Helmed by QUT, the team has published their research in the prestigious Journal of the American Chemical Society, demonstrating a way of improving the voltage of aqueous zinc-ion batteries.

Aqueous zinc-ion batteries are a type of rechargeable battery with a water-based electrolyte.

Most rechargeable batteries in common use have organic electrolytes, not aqueous. Organic electrolytes are expensive and highly flammable.

Aqueous electrolytes are cheaper and safer and have been more than a hundred years in non-rechargeable batteries.  

“But the use of aqueous electrolyte in rechargeable batteries is very challenging,” explained Professor Ziqi Sun, from the QUT School of Chemistry and Physics and Centre of Materials Science.

“Because of the low reducing voltage of water (1.23V), the aqueous batteries usually have low voltage window and thus low energy density – which means inferior battery performance compared with the normal organic rechargeable batteries.”

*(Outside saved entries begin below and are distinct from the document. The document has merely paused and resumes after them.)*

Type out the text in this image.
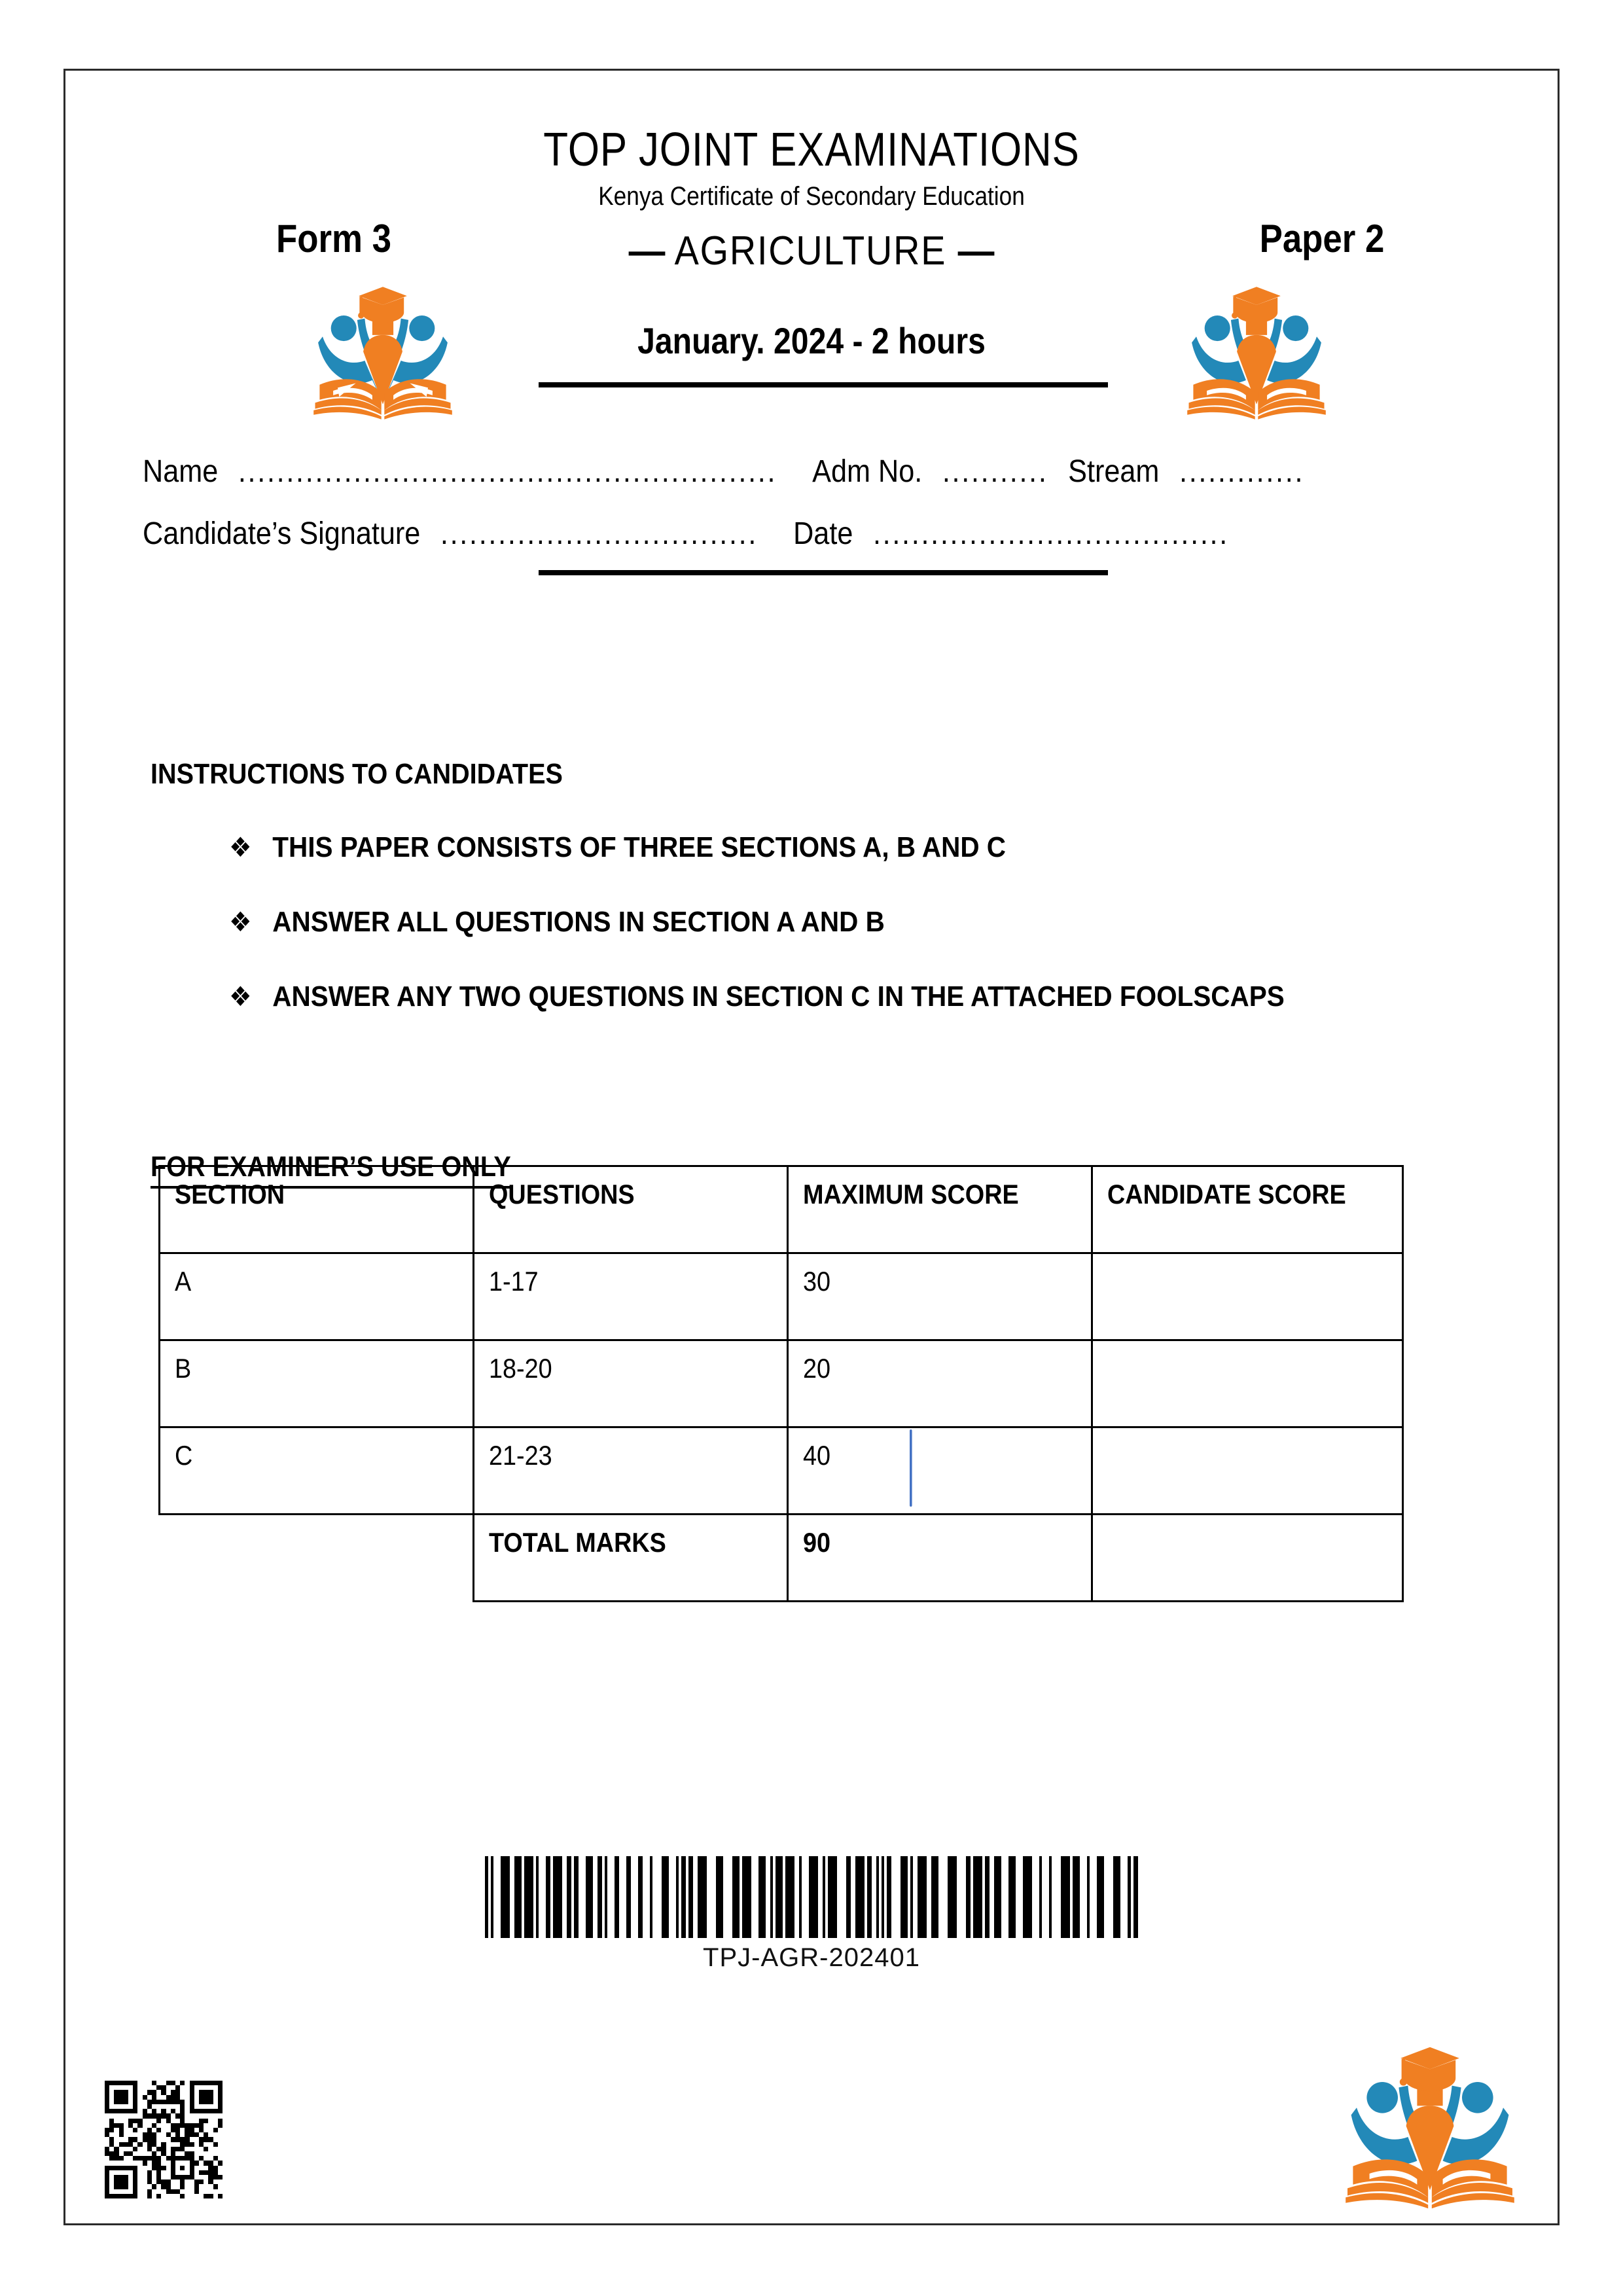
TOP JOINT EXAMINATIONS
Kenya Certificate of Secondary Education
Form 3	Paper 2
— AGRICULTURE —
January. 2024 - 2 hours
Name ........................................................ Adm No. ........... Stream .............
Candidate’s Signature ................................. Date .....................................
INSTRUCTIONS TO CANDIDATES
❖ THIS PAPER CONSISTS OF THREE SECTIONS A, B AND C
❖ ANSWER ALL QUESTIONS IN SECTION A AND B
❖ ANSWER ANY TWO QUESTIONS IN SECTION C IN THE ATTACHED FOOLSCAPS
FOR EXAMINER’S USE ONLY
SECTION	QUESTIONS	MAXIMUM SCORE	CANDIDATE SCORE
A	1-17	30	
B	18-20	20	
C	21-23	40

	TOTAL MARKS	90	
TPJ-AGR-202401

“Improving the low voltage of rechargeable aqueous batteries is one of the biggest hurdles facing their wide-spread implementation for many uses,” said Professor Sun. 

The problem with increasing the voltage in an aqueous battery, according to Fan Zhang, first author on the research paper, is that “if the applied voltage is higher than 1.23V, hydrogen will generate and lead to swelling of the battery and possible explosion,” which is less than ideal. 

Professor Sun explained that the researcher’s way of circumnavigating these potentially explosive side effects was inspired by the Nobel-Prize winning Marcus Theory for electron transfer among molecules in a solution.

“In our work, we applied an organic compound called catechol into the aqueous zinc sulphate electrolyte, which changes the electron transfer model from a normal inner sphere transfer in electrolyte to an outer sphere transfer model,” said Professor Sun. 

“In simple terms, this means that catechol compound transfers an electron to the Zinc ion, which results in the water molecules being more stable and the potentially dangerous hydrogen reaction is controlled.”

It may be beyond the common comprehension but in even simpler terms, these researchers – including Professor Ziqi Sun, Associate Professor Dongchen Qi, and Fan Zhang from the School of Chemistry and Physics, Professor Ting Liao and Professor Cheng Yan from the School of Mechanical, Medical and Process Engineering and Dr Aaron Micallef from the Central Analytical Research Facility – have put us a significant step closer to having batteries that are not only cheaper and safer, but can charge faster, hold more charge, have a recharging cycle life of many times greater.

“The outer sphere electron transfer mechanism paves us a new way to design the high-voltage aqueous electrolytes,” Professor Sun said. “The use of this new types of aqueous electrolyte improves the voltage window for two folds higher and enhances the overall battery performance for 1.5 to 3 times better than normal aqueous electrolytes.”

Don’t head out to the stores with aqueous rechargeable batteries on your list yet though. This scientific breakthrough may still take a while to trickle down to consumers.

However Professor Sun is pleased and proud.“This is a big leap to aqueous rechargeable batteries for industrial production.”